Love of my life | You hurt me | You broken my heart | Now you leave me | Love of my life can’t you see | Bring it back bring it back | Don’t take it away from me | Because you don’t know what it means to me | Love of my life don’t leave me | You’ve stolen my love you now desert me | Love of my life can’t you see | Bring it back bring it back | Don’t take it away from me | Because you don’t know what it means to me | You will remember when this is blown over | And everything’s all by the way | When I grow older | I will be there at your side | To remind how I still love you | I still love you | I still love you

setahuku ini adalah lagunya queen. tapi belakangan ini aku dengernya dinyanyiin oleh dewidewi, grup vocal cewek yang dibentuk oleh ahmad dhani.

aduh ribet banged. jam empat kurang seperempat dah bangund. ya emang aku nyetel alarmnya jam segitu. “ga da yang lebih pagi  mas?” tanya temenku nyindir. setiap hari memang aku menyetel daily alarm di hapeku jam segitu. aku mesti bangun jam segitu memang. “ngapain?” tanya temenku lagi spontan. bekerja. itu satu-satunya jawaban yang rasional untuk menjawab pertanyaan temenku itu.

 pagi-pagi (masih jam bangun pagi itu) anto, loper agen signal juga telah nyatronin aku. dia menceritakan rencana pembagian koran yang dibawa dengan tama. terjadi diskusi kecil. eh tapi kasiah dia belum tidur, latian teater katanya. wah mahasiswa itu.

selain jam alarm yang menyapaku atau anto yang nyatronin aku. empat sms juga turut absen. isinya senada. mempermasalahkan hal yang sama. waduh isi detailnya ga aku umbar di sini ah. nanti kena sensor.

 “kena sensor mas? memangnya kenapa?” tanya temenku. sudah berulangkali memang postingku diblog baik di blog yang blogspot maupun yang di wordpress kena sensor. berbagai asalan memang kenapa postingku bisa disensor. dulu masalah pekerjaan. sekarang masalah itu. “itu apa mas?” cletuk temenku penasaran.

mmmm… tidak kukatanakn di sini haram. nanti terjadi peperangan. males juga rasanya perang terus. terus terang kan phipilps terang terus. halah ngiklan. nah gara-gara kata itu juga postingku juga disensor. ngga tau kenapa. anti aja kali sama nama itu. padahal penuturannya juga datar-datar aja. yang mengungkapkannya juga dalam bentuk past tenses.

 tapi sudahlah. aku tidak mau berperang. males. aku edit saja.padahal sih, kalau nama di belakang motorku juga dikasih. bukan aku yang ngasih. ah sudah-sudah mending aku edit saja. ngapain ribut.nguras energy untuk hal kaya gitu. dah ah aku  ngedit trus ngode.

aku memang tidak pernah benar-benar libur. ini hari minggu sebenarnya. memang sih di kantorku liburnya juga ga mesti hari minggu. juni misalnya. dia liburnya hari senin. pas banged sama student club-nya cheers cafe. tapi sekarang dia udahga pernah ngajakin aku ke sono. ga tau dia masih sering ke sana pa engga. eh jun besok dugem yu. sudah lama neh.

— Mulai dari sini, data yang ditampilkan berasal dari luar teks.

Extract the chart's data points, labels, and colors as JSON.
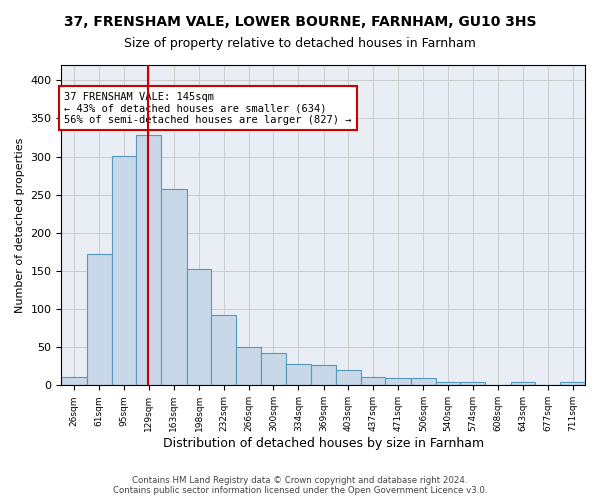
{
  "title": "37, FRENSHAM VALE, LOWER BOURNE, FARNHAM, GU10 3HS",
  "subtitle": "Size of property relative to detached houses in Farnham",
  "xlabel": "Distribution of detached houses by size in Farnham",
  "ylabel": "Number of detached properties",
  "bar_color": "#c8d8e8",
  "bar_edge_color": "#5599bb",
  "bar_heights": [
    11,
    172,
    301,
    328,
    258,
    153,
    92,
    50,
    43,
    28,
    27,
    20,
    11,
    9,
    9,
    4,
    4,
    1,
    4,
    0,
    4
  ],
  "bin_labels": [
    "26sqm",
    "61sqm",
    "95sqm",
    "129sqm",
    "163sqm",
    "198sqm",
    "232sqm",
    "266sqm",
    "300sqm",
    "334sqm",
    "369sqm",
    "403sqm",
    "437sqm",
    "471sqm",
    "506sqm",
    "540sqm",
    "574sqm",
    "608sqm",
    "643sqm",
    "677sqm",
    "711sqm"
  ],
  "bin_edges": [
    26,
    61,
    95,
    129,
    163,
    198,
    232,
    266,
    300,
    334,
    369,
    403,
    437,
    471,
    506,
    540,
    574,
    608,
    643,
    677,
    711,
    745
  ],
  "ylim": [
    0,
    420
  ],
  "yticks": [
    0,
    50,
    100,
    150,
    200,
    250,
    300,
    350,
    400
  ],
  "property_sqm": 145,
  "annotation_text": "37 FRENSHAM VALE: 145sqm\n← 43% of detached houses are smaller (634)\n56% of semi-detached houses are larger (827) →",
  "annotation_box_color": "#ffffff",
  "annotation_box_edge_color": "#cc0000",
  "vline_color": "#cc0000",
  "grid_color": "#cccccc",
  "background_color": "#e8eef4",
  "footer_text": "Contains HM Land Registry data © Crown copyright and database right 2024.\nContains public sector information licensed under the Open Government Licence v3.0."
}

itu juni. lain lagi dengan chuby, dia liburnya hari selasa. dua orang yang tadi aku sebutin itu adalah redaktur. atau mas hari, redpel baru, liburnya hari minggu. mba upi, yang pemred, liburnya hari sabtu. tapi kalau orang-orang aku ini. seperti mas heni, mas doddy atau trio criwis (mba enggar – pimrpus, mba neni – sekretaris redaksi, mba fani – bagian iklan), ya liburnya seperti orang kebanyakan, hari minggu.

aku memang tidak pernah benar-benar libur. hari minggu harus aja ada yang musti diurusin. minggu lalu misalnya, aku mesti nganterin koran ke pelanggan karena korannya ga dateng. padahal aku sedang jalan-jalan. atau aku tetep mesti berurusan dengan agen karena ada sedikit keterlambatan. atau aku juga mesti tetep ke agen di purbalingga misalnya, karena dia janji bisa ngelunasinnya pas hari minggu pagi. yang pekerjaan yang tetep itu adalah, pada hari minggu atau bukan minggu. aku tetep harus membuat (baca : ngeprint) label kiriman koran.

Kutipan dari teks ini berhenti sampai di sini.